Hanbelîler derler ki: Mahrem de olsa bir kadını ellemek abdesti bozar. Ellenen veya dokunulan kadın, elleye-nin annesi de olsa kızkardeşi de olsa abdesti bozulur. Şâfiîler buna karşıdırlar. Erkeğin erkeği ellemesiyle ellenen, tüysüz güzel bir genç olsa bile abdestin bozulmayacağı hususunda görüş birliği edilmiştir. Yalnız Şâfiîler, bunu yapanın abdest almasının sünnet olacağı kaydını koymuşlardır. Kadının tüyü, tırnağı ve dişlerinin ellenmesinin abdesti bozmayacağı hususunda da görüş birliği edilmiştir... Ancak Şâfiîlerin anlatmış oldukları hafif bazı detaylarda aralarında bir görüş ayrılığı olmuştur. Ki bu nedenle de her iki mezhebin görüşlerini ayrı ayrı anlatmayı uygun gördük. 

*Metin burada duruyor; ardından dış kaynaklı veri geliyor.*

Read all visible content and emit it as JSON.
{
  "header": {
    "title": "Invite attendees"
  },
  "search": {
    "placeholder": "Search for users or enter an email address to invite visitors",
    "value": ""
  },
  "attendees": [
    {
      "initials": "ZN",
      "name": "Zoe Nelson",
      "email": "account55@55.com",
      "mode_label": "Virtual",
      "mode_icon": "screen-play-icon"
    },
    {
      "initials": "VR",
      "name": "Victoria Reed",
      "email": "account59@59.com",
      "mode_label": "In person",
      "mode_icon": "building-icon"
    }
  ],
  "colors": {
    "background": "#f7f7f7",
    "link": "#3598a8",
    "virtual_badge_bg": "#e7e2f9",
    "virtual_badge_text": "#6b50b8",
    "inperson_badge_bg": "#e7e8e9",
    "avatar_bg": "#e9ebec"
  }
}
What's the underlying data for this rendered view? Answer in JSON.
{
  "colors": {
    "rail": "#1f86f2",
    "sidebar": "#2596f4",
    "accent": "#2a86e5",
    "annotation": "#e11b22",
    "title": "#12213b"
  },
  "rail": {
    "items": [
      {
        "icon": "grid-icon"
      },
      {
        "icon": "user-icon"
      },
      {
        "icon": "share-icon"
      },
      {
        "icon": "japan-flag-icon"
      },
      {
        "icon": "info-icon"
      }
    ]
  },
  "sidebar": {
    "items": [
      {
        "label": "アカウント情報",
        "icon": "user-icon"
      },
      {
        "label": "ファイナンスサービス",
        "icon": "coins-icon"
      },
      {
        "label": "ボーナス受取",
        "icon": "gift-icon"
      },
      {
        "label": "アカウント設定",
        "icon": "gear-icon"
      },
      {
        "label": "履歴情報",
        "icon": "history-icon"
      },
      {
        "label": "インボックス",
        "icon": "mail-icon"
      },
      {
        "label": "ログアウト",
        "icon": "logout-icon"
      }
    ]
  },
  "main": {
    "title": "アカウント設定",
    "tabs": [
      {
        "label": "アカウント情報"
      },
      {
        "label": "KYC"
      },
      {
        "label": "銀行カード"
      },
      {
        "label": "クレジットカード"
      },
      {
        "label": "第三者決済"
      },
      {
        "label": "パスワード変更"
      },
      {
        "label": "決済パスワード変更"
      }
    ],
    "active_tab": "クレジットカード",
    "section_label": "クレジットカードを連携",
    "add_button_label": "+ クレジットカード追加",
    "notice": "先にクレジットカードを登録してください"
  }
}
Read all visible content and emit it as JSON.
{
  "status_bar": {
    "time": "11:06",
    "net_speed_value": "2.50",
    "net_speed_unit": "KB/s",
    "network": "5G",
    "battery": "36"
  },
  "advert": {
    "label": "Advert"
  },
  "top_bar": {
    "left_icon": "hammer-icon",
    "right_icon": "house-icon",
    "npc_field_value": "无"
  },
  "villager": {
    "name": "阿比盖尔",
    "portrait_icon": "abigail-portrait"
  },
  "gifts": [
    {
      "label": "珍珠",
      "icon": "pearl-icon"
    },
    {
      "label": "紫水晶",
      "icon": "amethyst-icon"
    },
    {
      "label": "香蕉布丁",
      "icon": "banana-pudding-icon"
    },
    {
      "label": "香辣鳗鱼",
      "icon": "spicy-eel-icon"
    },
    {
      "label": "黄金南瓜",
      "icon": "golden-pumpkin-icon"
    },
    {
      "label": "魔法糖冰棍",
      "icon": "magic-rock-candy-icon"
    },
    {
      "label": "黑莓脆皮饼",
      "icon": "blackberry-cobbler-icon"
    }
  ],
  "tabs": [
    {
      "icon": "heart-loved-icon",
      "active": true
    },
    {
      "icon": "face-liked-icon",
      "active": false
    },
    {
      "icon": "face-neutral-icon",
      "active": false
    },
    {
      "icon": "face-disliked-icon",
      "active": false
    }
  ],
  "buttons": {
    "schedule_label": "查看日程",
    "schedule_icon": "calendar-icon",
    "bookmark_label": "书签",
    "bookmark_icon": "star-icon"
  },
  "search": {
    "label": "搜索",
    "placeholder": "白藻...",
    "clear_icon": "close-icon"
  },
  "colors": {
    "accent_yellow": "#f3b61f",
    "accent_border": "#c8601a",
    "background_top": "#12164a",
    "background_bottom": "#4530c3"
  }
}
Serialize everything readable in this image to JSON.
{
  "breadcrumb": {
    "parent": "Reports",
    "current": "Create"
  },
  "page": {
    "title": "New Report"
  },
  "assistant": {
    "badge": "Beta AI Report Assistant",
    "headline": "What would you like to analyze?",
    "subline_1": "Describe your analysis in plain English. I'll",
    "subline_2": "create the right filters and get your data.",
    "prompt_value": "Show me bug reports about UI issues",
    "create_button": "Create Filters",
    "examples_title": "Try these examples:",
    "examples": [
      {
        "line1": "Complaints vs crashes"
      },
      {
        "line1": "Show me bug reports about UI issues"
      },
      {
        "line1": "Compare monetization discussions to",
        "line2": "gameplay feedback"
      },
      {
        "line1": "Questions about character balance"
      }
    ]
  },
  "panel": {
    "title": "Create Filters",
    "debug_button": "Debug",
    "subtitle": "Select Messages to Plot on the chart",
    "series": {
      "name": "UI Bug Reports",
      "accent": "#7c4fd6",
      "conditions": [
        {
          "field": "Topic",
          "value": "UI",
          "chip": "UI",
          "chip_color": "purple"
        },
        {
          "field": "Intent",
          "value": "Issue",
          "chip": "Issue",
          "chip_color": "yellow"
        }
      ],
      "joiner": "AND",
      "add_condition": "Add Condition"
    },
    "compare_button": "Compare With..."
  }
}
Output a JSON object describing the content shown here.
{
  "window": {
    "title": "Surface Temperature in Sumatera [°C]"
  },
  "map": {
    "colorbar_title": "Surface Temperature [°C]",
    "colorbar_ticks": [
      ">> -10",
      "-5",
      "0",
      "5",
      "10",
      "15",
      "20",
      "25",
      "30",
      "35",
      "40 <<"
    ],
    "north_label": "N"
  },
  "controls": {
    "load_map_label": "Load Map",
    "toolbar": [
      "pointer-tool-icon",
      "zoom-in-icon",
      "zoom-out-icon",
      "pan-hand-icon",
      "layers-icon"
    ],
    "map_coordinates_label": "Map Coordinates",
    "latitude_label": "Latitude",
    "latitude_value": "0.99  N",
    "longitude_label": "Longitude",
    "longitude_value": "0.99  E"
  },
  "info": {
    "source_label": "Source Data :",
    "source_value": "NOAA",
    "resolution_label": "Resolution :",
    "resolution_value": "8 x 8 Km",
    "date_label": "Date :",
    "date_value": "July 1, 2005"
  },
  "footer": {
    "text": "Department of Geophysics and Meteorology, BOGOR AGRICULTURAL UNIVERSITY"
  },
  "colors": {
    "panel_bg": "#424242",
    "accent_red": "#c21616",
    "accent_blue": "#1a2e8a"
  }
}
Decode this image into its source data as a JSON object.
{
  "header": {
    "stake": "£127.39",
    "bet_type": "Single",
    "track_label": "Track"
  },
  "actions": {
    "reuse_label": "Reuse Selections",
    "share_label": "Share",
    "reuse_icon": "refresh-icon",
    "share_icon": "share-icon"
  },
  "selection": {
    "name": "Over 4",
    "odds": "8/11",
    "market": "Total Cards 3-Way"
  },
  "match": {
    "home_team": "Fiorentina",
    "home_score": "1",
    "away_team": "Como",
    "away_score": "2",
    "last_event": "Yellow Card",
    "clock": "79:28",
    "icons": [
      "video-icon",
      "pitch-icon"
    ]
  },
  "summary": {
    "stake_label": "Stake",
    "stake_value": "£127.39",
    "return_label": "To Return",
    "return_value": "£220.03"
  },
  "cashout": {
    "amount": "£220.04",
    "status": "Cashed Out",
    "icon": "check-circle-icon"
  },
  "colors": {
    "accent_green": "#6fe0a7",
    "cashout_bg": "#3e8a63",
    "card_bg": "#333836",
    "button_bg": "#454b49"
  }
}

Malikiler dediler ki: Abdestli biri kendisinden başka birine, eliyle veya vücûdunun herhangi bir tarafıyla dokunacak olursa abdesti bozulur. Ancak abdestin bozulması için gerek dokunanda, gerek dokunulanda bazı şartların gerçekleşmesi îcâb eder:

1. Baliğ olacak. 

2. Lezzet kasdiyle dokunacak. Veya dokununca lezzet duymuş olacak. Lezzet kasdiyle dokunup lezzet duymasa bile yine abdesti bozulur. Bunun tersi için de aynı hüküm geçerlidir. 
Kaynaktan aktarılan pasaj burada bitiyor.